L’oasis de Bahariya, à 365 km à l’ouest du
Caire, est l’une des cinq grandes oasis du
désert occidental en Égypte. Très peuplée,
l’oasis est riche en vestiges et de nombreuses
fouilles ont permis de mettre à jour plusieurs
nécropoles gréco-romaines. De nombreuses
sépultures, des sarcophages, des centaines de
momies, les restes d’une ville de l’Ancien
Empire et d’un temple construit par Alexandre
le Grand font la richesse de l’endroit.
Farafra, par contre, est la moins peuplée des
oasis avec seulement quatre mille habitants
dont une grande partie sont des bédouins et
des agriculteurs.
Nous laissons derrière nous Le Caire, ses embouteillages
et sa pollution. Dernier regard
sur les pyramides de Guizeh qui se profilent au loin. Direction plein ouest, l’aventure peut
commencer! Dans le désert, les nuits sont
froides. Accompagnés par Ahmed, spécialiste
du désert blanc de «Club Aventure», nous
faisons une halte dans un petit village bordant
la route pour nous approvisionner en
bois de chauffage. Point de départ de notre
treck, l’oasis de Bahariya sera rejointe en fin
d’après-midi.
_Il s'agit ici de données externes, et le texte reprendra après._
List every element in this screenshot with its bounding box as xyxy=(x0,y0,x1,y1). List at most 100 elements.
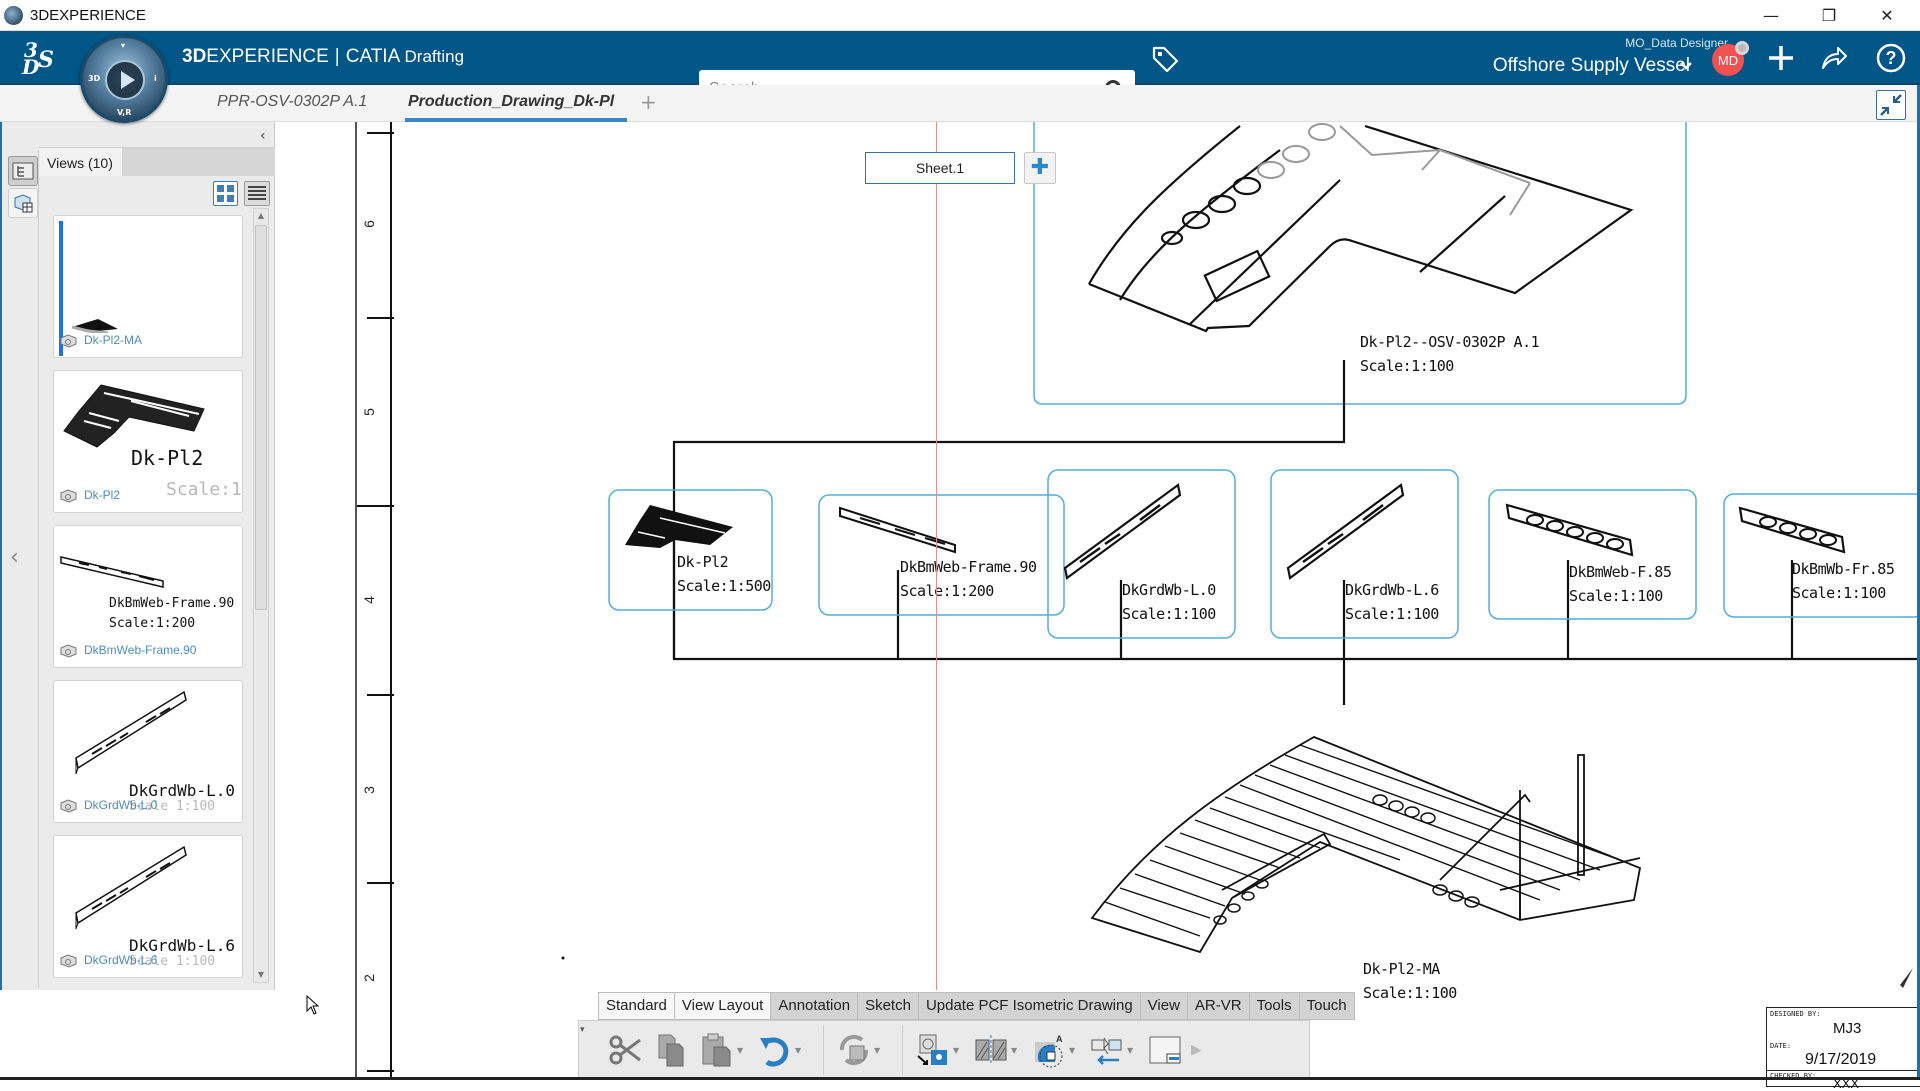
front-view-button[interactable] xyxy=(913,1030,953,1070)
tab-production-drawing[interactable]: Production_Drawing_Dk-Pl xyxy=(408,93,614,111)
view-label-fr85[interactable]: DkBmWb-Fr.85 Scale:1:100 xyxy=(1792,557,1895,605)
vertical-ruler: 6 5 4 3 2 xyxy=(355,122,394,1080)
view-label-ma[interactable]: Dk-Pl2-MA Scale:1:100 xyxy=(1363,957,1457,1005)
compass-widget[interactable]: ▾ 3D i V,R xyxy=(80,35,168,123)
panel-scrollbar[interactable]: ▲ ▼ xyxy=(253,208,269,983)
views-panel: ‹ Views (10) Dk-Pl2-MA Dk-Pl2 Scale:1:50… xyxy=(0,122,275,990)
view-label-frame90[interactable]: DkBmWeb-Frame.90 Scale:1:200 xyxy=(900,555,1037,603)
collapse-fullscreen-button[interactable] xyxy=(1876,90,1906,120)
scroll-up-icon[interactable]: ▲ xyxy=(255,209,267,223)
view-card-dkbmweb-frame90[interactable]: DkBmWeb-Frame.90 Scale:1:200 DkBmWeb-Fra… xyxy=(53,525,243,668)
brand-bold: 3D xyxy=(182,46,207,67)
toolbar-tab-annotation[interactable]: Annotation xyxy=(771,993,859,1019)
views-catalog-tab[interactable] xyxy=(8,188,38,218)
toolbar-tab-view[interactable]: View xyxy=(1141,993,1188,1019)
app-header: 3DS 3DEXPERIENCE|CATIA Drafting MO_Data … xyxy=(0,31,1920,109)
minimize-button[interactable]: — xyxy=(1742,0,1800,31)
view-name: DkBmWb-Fr.85 xyxy=(1792,560,1895,578)
section-view-dropdown-icon[interactable]: ▼ xyxy=(1011,1046,1019,1055)
paste-button[interactable] xyxy=(697,1030,737,1070)
paste-dropdown-icon[interactable]: ▼ xyxy=(737,1046,745,1055)
close-button[interactable]: ✕ xyxy=(1858,0,1916,31)
compass-top-icon: ▾ xyxy=(121,41,126,50)
frame-titleblock-button[interactable] xyxy=(1145,1030,1185,1070)
tag-icon[interactable] xyxy=(1150,44,1180,74)
date-label: DATE: xyxy=(1770,1042,1792,1050)
user-role: MO_Data Designer xyxy=(1625,36,1728,50)
connector-lines xyxy=(672,360,1920,705)
tab-ppr-osv[interactable]: PPR-OSV-0302P A.1 xyxy=(217,93,367,111)
update-button[interactable] xyxy=(834,1030,874,1070)
toolbar-tab-tools[interactable]: Tools xyxy=(1250,993,1300,1019)
front-view-dropdown-icon[interactable]: ▼ xyxy=(953,1046,961,1055)
view-card-dkgrdwb-l0[interactable]: DkGrdWb-L.0 Scale 1:100 DkGrdWb-L.0 xyxy=(53,680,243,823)
view-label-dk-pl2[interactable]: Dk-Pl2 Scale:1:500 xyxy=(677,550,771,598)
undo-dropdown-icon[interactable]: ▼ xyxy=(795,1046,803,1055)
view-card-dkgrdwb-l6[interactable]: DkGrdWb-L.6 Scale 1:100 DkGrdWb-L.6 xyxy=(53,835,243,978)
dassault-logo-icon[interactable]: 3DS xyxy=(20,37,64,79)
break-view-dropdown-icon[interactable]: ▼ xyxy=(1127,1046,1135,1055)
view-card-caption: DkGrdWb-L.6 xyxy=(84,953,158,967)
window-title: 3DEXPERIENCE xyxy=(30,7,146,24)
view-card-dk-pl2-ma[interactable]: Dk-Pl2-MA xyxy=(53,215,243,358)
copy-button[interactable] xyxy=(651,1030,691,1070)
view-label-f85[interactable]: DkBmWeb-F.85 Scale:1:100 xyxy=(1569,560,1672,608)
view-type-icon xyxy=(60,489,77,503)
cut-button[interactable] xyxy=(605,1030,645,1070)
action-bar-options-icon[interactable]: ▾ xyxy=(580,1025,585,1035)
app-brand: 3DEXPERIENCE | CATIA Drafting xyxy=(182,46,464,68)
view-thumbnail xyxy=(63,384,205,448)
ruler-label: 4 xyxy=(360,596,377,604)
toolbar-tab-touch[interactable]: Touch xyxy=(1300,993,1354,1019)
expand-panel-icon[interactable]: ‹ xyxy=(10,545,19,570)
ruler-tick xyxy=(367,132,394,134)
view-name: DkGrdWb-L.0 xyxy=(1122,581,1216,599)
collab-space-label: Offshore Supply Vessel xyxy=(1492,55,1690,76)
sheet-selector[interactable]: Sheet.1 xyxy=(865,152,1015,184)
update-dropdown-icon[interactable]: ▼ xyxy=(874,1046,882,1055)
chevron-down-icon[interactable] xyxy=(1679,61,1693,71)
toolbar-tab-sketch[interactable]: Sketch xyxy=(858,993,919,1019)
toolbar-tab-update-pcf[interactable]: Update PCF Isometric Drawing xyxy=(919,993,1141,1019)
view-label-l0[interactable]: DkGrdWb-L.0 Scale:1:100 xyxy=(1122,578,1216,626)
view-label-l6[interactable]: DkGrdWb-L.6 Scale:1:100 xyxy=(1345,578,1439,626)
drawing-canvas[interactable]: Dk-Pl2--OSV-0302P A.1 Scale:1:100 Dk-Pl2 S… xyxy=(392,122,1920,1080)
play-button[interactable] xyxy=(105,60,145,100)
ruler-tick xyxy=(367,882,394,884)
add-tab-button[interactable]: + xyxy=(640,90,657,114)
break-view-button[interactable] xyxy=(1087,1030,1127,1070)
toolbar-tab-standard[interactable]: Standard xyxy=(599,993,675,1019)
collab-space-selector[interactable]: Offshore Supply Vessel xyxy=(1493,55,1690,77)
list-view-button[interactable] xyxy=(244,181,270,206)
scrollbar-thumb[interactable] xyxy=(255,225,267,610)
view-card-dk-pl2[interactable]: Dk-Pl2 Scale:1:500 Dk-Pl2 xyxy=(53,370,243,513)
view-scale: Scale:1:100 xyxy=(1569,587,1663,605)
scroll-down-icon[interactable]: ▼ xyxy=(255,968,267,982)
toolbar-tab-ar-vr[interactable]: AR-VR xyxy=(1188,993,1250,1019)
panel-collapse-button[interactable]: ‹ xyxy=(260,128,266,144)
collapse-arrows-icon xyxy=(1880,94,1902,116)
undo-button[interactable] xyxy=(755,1030,795,1070)
add-sheet-button[interactable]: ✚ xyxy=(1024,152,1056,184)
compass-3d-label: 3D xyxy=(88,74,101,83)
help-icon[interactable]: ? xyxy=(1875,42,1907,74)
share-icon[interactable] xyxy=(1819,43,1849,73)
action-bar-tabs: Standard View Layout Annotation Sketch U… xyxy=(598,992,1355,1020)
detail-view-button[interactable]: A xyxy=(1029,1030,1069,1070)
undo-icon xyxy=(760,1037,789,1067)
detail-view-dropdown-icon[interactable]: ▼ xyxy=(1069,1046,1077,1055)
restore-button[interactable]: ❐ xyxy=(1800,0,1858,31)
window-title-bar: 3DEXPERIENCE — ❐ ✕ xyxy=(0,0,1920,31)
tree-tab[interactable] xyxy=(8,156,38,186)
toolbar-tab-view-layout[interactable]: View Layout xyxy=(674,993,772,1019)
view-type-icon xyxy=(60,799,77,813)
view-thumbnail xyxy=(71,319,118,333)
section-view-button[interactable] xyxy=(971,1030,1011,1070)
more-tools-arrow-icon[interactable]: ▶ xyxy=(1191,1042,1202,1058)
view-label-main[interactable]: Dk-Pl2--OSV-0302P A.1 Scale:1:100 xyxy=(1360,330,1540,378)
grid-view-button[interactable] xyxy=(213,181,238,206)
svg-text:A: A xyxy=(1056,1034,1063,1044)
views-tab[interactable]: Views (10) xyxy=(39,148,122,176)
compass-vr-label: V,R xyxy=(117,108,132,117)
add-icon[interactable] xyxy=(1766,43,1796,73)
Pas de temps à perdre, l’appel
du désert est trop fort.
Avec le coucher du soleil, la craie éclatante
le jour s’est parée de rose fuschia et de
mauve. Absolument fabuleux, et d’entrée,
nous sommes conquis par ce désert blanc
dont les paysages lunaires vont nous émerveiller
de jour en jour. Au petit matin, la
roche arbore tout d’abord des tons pastel, allant
du bleu au rose tendre. Mais soudainement,
avec les premiers rayons de soleil, tout
se transforme en or... Sur fond d’un ciel bleu
limpide se détachent les silhouettes de craie
du désert blanc. Au fil des heures, la craie se
fera de plus en plus blanche, et telle la neige,
deviendra même aveuglante.
Ce désert blanc et ses curieux monolithes de
craie sont le fruit d’une longue histoire géologique.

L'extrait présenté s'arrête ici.